CONCEPT
AI agents report their own failures in structured form. Claude Code reads the reports and applies fixes automatically. The human sets the goal, the system figures out how to get there.
Most AI development is manual:
This works but doesn't scale. For Food Science AI, I needed to run hundreds of eval iterations to get TACE scores from 30-60 down to 0-25. Manual iteration would take months.
Invert the loop. Make the AI debug itself.
THE AUTONOMOUS LOOP
RUN EVAL
Execute test harness on golden datasets
COLLECT
Agents report why they failed
ANALYZE
Claude reads failure patterns
FIX
Apply targeted improvements
REPEAT
Loop until metrics converge
The reverse engineering agent doesn't just fail. It reports WHY it failed in structured form. "mathBaseline not wired to prompt." "Missing ingredient nutrient data for quinoa." Specific, actionable feedback.
Claude Code runs the eval harness, collects agent feedback, analyzes patterns, applies fixes to tools/prompts/context, reruns evals. All autonomous. The human sets the goal (TACE < 10), the system iterates until it achieves it.
Context windows fill up.
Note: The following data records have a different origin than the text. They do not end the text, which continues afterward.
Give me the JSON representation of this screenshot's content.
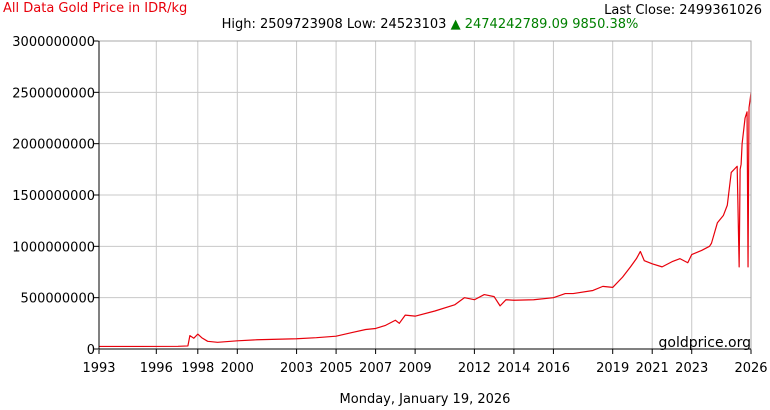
{
  "header": {
    "title": "All Data Gold Price in IDR/kg",
    "last_close_label": "Last Close:",
    "last_close_value": "2499361026",
    "high_label": "High:",
    "high_value": "2509723908",
    "low_label": "Low:",
    "low_value": "24523103",
    "change_arrow": "▲",
    "change_value": "2474242789.09",
    "change_percent": "9850.38%"
  },
  "footer": {
    "date": "Monday, January 19, 2026"
  },
  "watermark": "goldprice.org",
  "colors": {
    "line": "#e8000b",
    "grid": "#c8c8c8",
    "title": "#e8000b",
    "change": "#008000"
  },
  "chart_data": {
    "type": "line",
    "title": "All Data Gold Price in IDR/kg",
    "xlabel": "",
    "ylabel": "",
    "xlim": [
      1993.0,
      2026.0
    ],
    "ylim": [
      0,
      3000000000
    ],
    "x_ticks": [
      "1993",
      "1996",
      "1998",
      "2000",
      "2003",
      "2005",
      "2007",
      "2009",
      "2012",
      "2014",
      "2016",
      "2019",
      "2021",
      "2023",
      "2026"
    ],
    "x_tick_positions": [
      1993.0,
      1995.9,
      1998.0,
      2000.0,
      2003.0,
      2005.0,
      2007.0,
      2009.0,
      2012.0,
      2014.0,
      2016.0,
      2019.0,
      2021.0,
      2023.0,
      2026.0
    ],
    "y_ticks": [
      0,
      500000000,
      1000000000,
      1500000000,
      2000000000,
      2500000000,
      3000000000
    ],
    "grid": true,
    "legend": "none",
    "series": [
      {
        "x": [
          1993.0,
          1995.0,
          1997.0,
          1997.5,
          1997.6,
          1997.8,
          1998.0,
          1998.2,
          1998.5,
          1999.0,
          2000.0,
          2001.0,
          2002.0,
          2003.0,
          2004.0,
          2005.0,
          2005.8,
          2006.5,
          2007.0,
          2007.5,
          2008.0,
          2008.2,
          2008.5,
          2009.0,
          2010.0,
          2011.0,
          2011.5,
          2012.0,
          2012.5,
          2013.0,
          2013.3,
          2013.6,
          2014.0,
          2015.0,
          2016.0,
          2016.6,
          2017.0,
          2018.0,
          2018.5,
          2019.0,
          2019.5,
          2019.9,
          2020.2,
          2020.4,
          2020.6,
          2021.0,
          2021.5,
          2022.0,
          2022.4,
          2022.8,
          2023.0,
          2023.5,
          2023.9,
          2024.0,
          2024.3,
          2024.6,
          2024.8,
          2025.0,
          2025.3,
          2025.4,
          2025.45,
          2025.5,
          2025.55,
          2025.7,
          2025.8,
          2025.85,
          2025.9,
          2025.95,
          2026.0
        ],
        "y": [
          25000000,
          25000000,
          26000000,
          30000000,
          130000000,
          105000000,
          145000000,
          110000000,
          75000000,
          65000000,
          80000000,
          90000000,
          95000000,
          100000000,
          110000000,
          125000000,
          160000000,
          190000000,
          200000000,
          230000000,
          280000000,
          250000000,
          330000000,
          320000000,
          370000000,
          430000000,
          500000000,
          480000000,
          530000000,
          510000000,
          420000000,
          480000000,
          475000000,
          480000000,
          500000000,
          540000000,
          540000000,
          570000000,
          610000000,
          600000000,
          700000000,
          800000000,
          880000000,
          950000000,
          860000000,
          830000000,
          800000000,
          850000000,
          880000000,
          840000000,
          920000000,
          960000000,
          1000000000,
          1030000000,
          1230000000,
          1300000000,
          1400000000,
          1720000000,
          1780000000,
          800000000,
          1750000000,
          1800000000,
          2000000000,
          2250000000,
          2310000000,
          800000000,
          2350000000,
          2420000000,
          2499361026
        ]
      }
    ]
  }
}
Use Agent Focus to hand off at 150k tokens. Next session resumes the optimization loop with refined context. Could run for days across dozens of handoffs.
Session 04: Claude runs evals:golden3 → TACE 35pp. Analyzes feedback: "mathBaseline not wired to prompt." Implements fix. Reruns evals → TACE 12pp. One iteration, 66% improvement. Repeated across dozens of sessions until production-ready.
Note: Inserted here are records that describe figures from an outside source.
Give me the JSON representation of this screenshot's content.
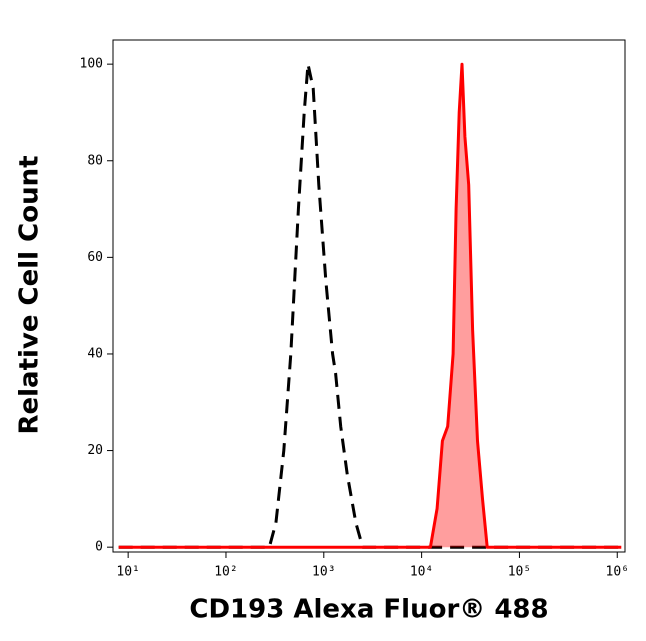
{
  "chart_data": {
    "type": "line",
    "x_label": "CD193 Alexa Fluor® 488",
    "y_label": "Relative Cell Count",
    "xscale": "log",
    "xlim": [
      7,
      1200000
    ],
    "ylim": [
      -1,
      105
    ],
    "xticks": [
      {
        "value": 10,
        "label": "10¹"
      },
      {
        "value": 100,
        "label": "10²"
      },
      {
        "value": 1000,
        "label": "10³"
      },
      {
        "value": 10000,
        "label": "10⁴"
      },
      {
        "value": 100000,
        "label": "10⁵"
      },
      {
        "value": 1000000,
        "label": "10⁶"
      }
    ],
    "yticks": [
      0,
      20,
      40,
      60,
      80,
      100
    ],
    "series": [
      {
        "color": "#000000",
        "dashed": true,
        "filled": false,
        "x": [
          8,
          277,
          324,
          390,
          460,
          550,
          630,
          690,
          780,
          890,
          1050,
          1230,
          1320,
          1490,
          1740,
          2130,
          2500,
          1100000
        ],
        "values": [
          0,
          0,
          5,
          20,
          40,
          70,
          90,
          100,
          95,
          75,
          55,
          40,
          36,
          25,
          15,
          5,
          0,
          0
        ]
      },
      {
        "color": "#ff0000",
        "dashed": false,
        "filled": true,
        "x": [
          8,
          12300,
          14400,
          16300,
          18500,
          21000,
          22500,
          24200,
          25900,
          27700,
          30300,
          33200,
          37300,
          41900,
          46800,
          1100000
        ],
        "values": [
          0,
          0,
          8,
          22,
          25,
          40,
          70,
          90,
          100,
          85,
          75,
          45,
          22,
          10,
          0,
          0
        ]
      }
    ]
  }
}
This is meta-AI development: AI that debugs and improves AI systems. The human provides the reward function (TACE score), the system optimizes autonomously.
Most AI development requires constant human intervention. Self-improving eval loops enable AI systems to optimize themselves across days or weeks, with humans setting goals rather than implementing fixes.